The Remarkable Sobaipuri-O’odham Victory over the Apaches and Their Allies

In 1698, the Apache and their allies attacked a sleeping Sobaipuri-O’odham village on the San Pedro River at the northern edge of New Spain, now in southern Arizona. This book, about one of the most important Southwestern battles of the era in this region, reads like a mystery. At the same time, it addresses in a scholarly fashion the methodological question of how we can confidently infer anything reliable about the past.
 
Translations of original Spanish accounts by Father Kino and others convey important details about the battle, while the archaeological record and ethnographic and oral traditions provide important correctives to the historic account. A new battlefield signature of native American conflict is identified, and the fiery context of the battle provides unprecedented information about what the Sobaipuri grew and hunted in this out-of-the-way location, including the earliest known wheat.
 
That this tumultuous time was a period of flux is reflected in the defensive, communal, and ceremonial architecture of the O'odham, which accommodated Spanish tastes and techniques. Practices specific to the O’odham as they relate to the day’s events and to village life illuminate heretofore unexplained aspects of the battle. The book also records a visit by descendant O’odham, reinforcing the importance of identifying the historically documented location.
 
A Fateful Day in 1698 will be of significant interest to archaeologists and historians.

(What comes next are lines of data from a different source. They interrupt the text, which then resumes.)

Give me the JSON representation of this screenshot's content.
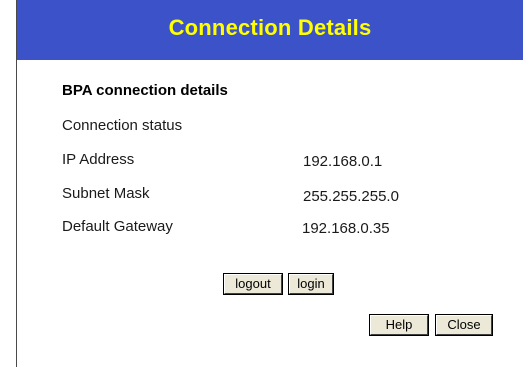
{
  "header": {
    "title": "Connection Details"
  },
  "section": {
    "heading": "BPA connection details"
  },
  "rows": [
    {
      "label": "Connection status",
      "value": ""
    },
    {
      "label": "IP Address",
      "value": "192.168.0.1"
    },
    {
      "label": "Subnet Mask",
      "value": "255.255.255.0"
    },
    {
      "label": "Default Gateway",
      "value": "192.168.0.35"
    }
  ],
  "actions": {
    "logout_label": "logout",
    "login_label": "login"
  },
  "footer": {
    "help_label": "Help",
    "close_label": "Close"
  },
  "colors": {
    "title_background": "#3c52c8",
    "title_text": "#ffff00"
  }
}
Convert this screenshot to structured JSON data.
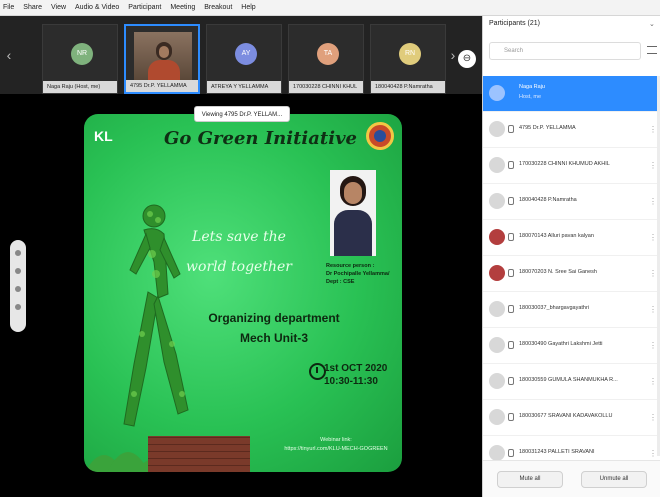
{
  "menubar": {
    "items": [
      "File",
      "Share",
      "View",
      "Audio & Video",
      "Participant",
      "Meeting",
      "Breakout",
      "Help"
    ]
  },
  "thumbnails": [
    {
      "initials": "NR",
      "label": "Naga Raju (Host, me)",
      "color": "#7fb27d"
    },
    {
      "label": "4795 Dr.P. YELLAMMA",
      "active": true
    },
    {
      "initials": "AY",
      "label": "ATREYA Y YELLAMMA",
      "color": "#7c8de0"
    },
    {
      "initials": "TA",
      "label": "170030228 CHINNI KHUL",
      "color": "#e0a07c"
    },
    {
      "initials": "RN",
      "label": "180040428 P.Namratha",
      "color": "#e0cc7c"
    }
  ],
  "slide": {
    "viewing_badge": "Viewing 4795 Dr.P. YELLAM...",
    "logo_prefix": "",
    "logo_text": "KL",
    "title": "Go Green Initiative",
    "tagline_line1": "Lets save the",
    "tagline_line2": "world together",
    "org_line1": "Organizing department",
    "org_line2": "Mech Unit-3",
    "date": "1st OCT 2020",
    "time": "10:30-11:30",
    "resource_label": "Resource person :",
    "resource_name": "Dr Pochipalle Yellamma/",
    "resource_dept": "Dept : CSE",
    "webinar_label": "Webinar link:",
    "webinar_link": "https://tinyurl.com/KLU-MECH-GOGREEN"
  },
  "panel": {
    "title": "Participants (21)",
    "search_placeholder": "Search",
    "participants": [
      {
        "name": "Naga Raju",
        "sub": "Host, me",
        "selected": true
      },
      {
        "name": "4795 Dr.P. YELLAMMA"
      },
      {
        "name": "170030228 CHINNI KHUMUD AKHIL"
      },
      {
        "name": "180040428 P.Namratha"
      },
      {
        "name": "180070143 Alluri pavan kalyan",
        "dark": true
      },
      {
        "name": "180070203 N. Sree Sai Ganesh",
        "dark": true
      },
      {
        "name": "180030037_bhargavgayathri"
      },
      {
        "name": "180030490 Gayathri Lakshmi Jetti"
      },
      {
        "name": "180030559 GUMULA SHANMUKHA R..."
      },
      {
        "name": "180030677 SRAVANI KADAVAKOLLU"
      },
      {
        "name": "180031243 PALLETI SRAVANI"
      }
    ],
    "mute_all": "Mute all",
    "unmute_all": "Unmute all"
  }
}
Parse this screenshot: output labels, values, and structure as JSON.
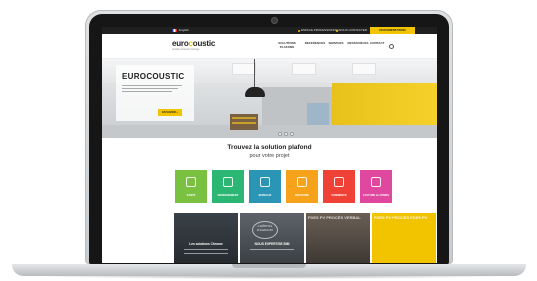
{
  "topbar": {
    "language": "English",
    "link1": "ESPACE PROFESSIONNEL",
    "link2": "NOUS CONTACTER",
    "cta": "DOCUMENTATION"
  },
  "brand": {
    "logo_pre": "euro",
    "logo_o": "c",
    "logo_post": "oustic",
    "tagline": "Quality Acoustic Ceilings"
  },
  "nav": {
    "items": [
      {
        "label": "SOLUTIONS PLAFOND"
      },
      {
        "label": "REFERENCES"
      },
      {
        "label": "SERVICES"
      },
      {
        "label": "RESSOURCES"
      },
      {
        "label": "CONTACT"
      }
    ]
  },
  "hero": {
    "title": "EUROCOUSTIC",
    "button": "EN SAVOIR +"
  },
  "finder": {
    "title": "Trouvez la solution plafond",
    "subtitle": "pour votre projet",
    "tiles": [
      {
        "label": "SANTÉ",
        "color": "#7ac142",
        "icon": "health-icon"
      },
      {
        "label": "ENSEIGNEMENT",
        "color": "#2bb673",
        "icon": "education-icon"
      },
      {
        "label": "BUREAUX",
        "color": "#2b95b5",
        "icon": "office-icon"
      },
      {
        "label": "INDUSTRIE",
        "color": "#f7a21b",
        "icon": "industry-icon"
      },
      {
        "label": "COMMERCE",
        "color": "#ef4136",
        "icon": "cart-icon"
      },
      {
        "label": "CULTURE & LOISIRS",
        "color": "#e0479e",
        "icon": "culture-icon"
      }
    ]
  },
  "cards": {
    "c1_title": "Les solutions Chrome",
    "c2_stamp": "L'HÔPITAL D'AJACCIO",
    "c2_title": "NOUS EXPERTISE BIM",
    "c3_words": "FDES PV PROCÈS VERBAL",
    "c4_words": "FDES PV PROCÈS FDES PV"
  }
}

Dr. Deni Seymour is a full-time research archaeologist affiliated with two academic institutions and the nonprofit research group Jornada Research Institute. She is the author of Where the Earth and Sky Are Sewn Together (The University of Utah Press, 2011) and the editor of From the Land of Ever Winter to the American Southwest: Athapaskan Migrations, Mobility, and Ethnogenesis (The University of Utah Press, 2012).

Author Website

Table of Contents:
List of Figures
Acknowledgments

1. A Remarkable Event in 1698
2. Documentary Sources
3. Reconciling Ethnohistoric Accounts
4. Who Were the Enemy?
5. Reason for the Battle
6. Distinguishing Historically Referenced Places
7. The Santa Cruzes: Pitaitutgam and Gaybanipitea
8. Adobe-Walled Structures in Comparative Regional Perspective
9. Changes in Indigenous Communal Architecture and Colonial Influence
10. Warfare and Weapons
11. Sobaipuri and Enemy Projectile Points
12. Projectile Point Poison
13. Consequences and Aftermath of the Battle
14. Reconnecting with the Past

Appendix: Transcriptions of Spanish Documents
References Cited
Index

Praise and Reviews:
“Seymour's study examines all the primary sources and then incorporates her archaeological conclusions from the battlefield of this historic engagement to tell the definitive story of what happened.... None has the complete story as does Seymour's book.”
—Edwin Sweeney, author of Mangas Coloradas: Chief of the Chiricahua Apaches and From Cochise to Geronimo: The Chiricahua Apaches, 1874-1886.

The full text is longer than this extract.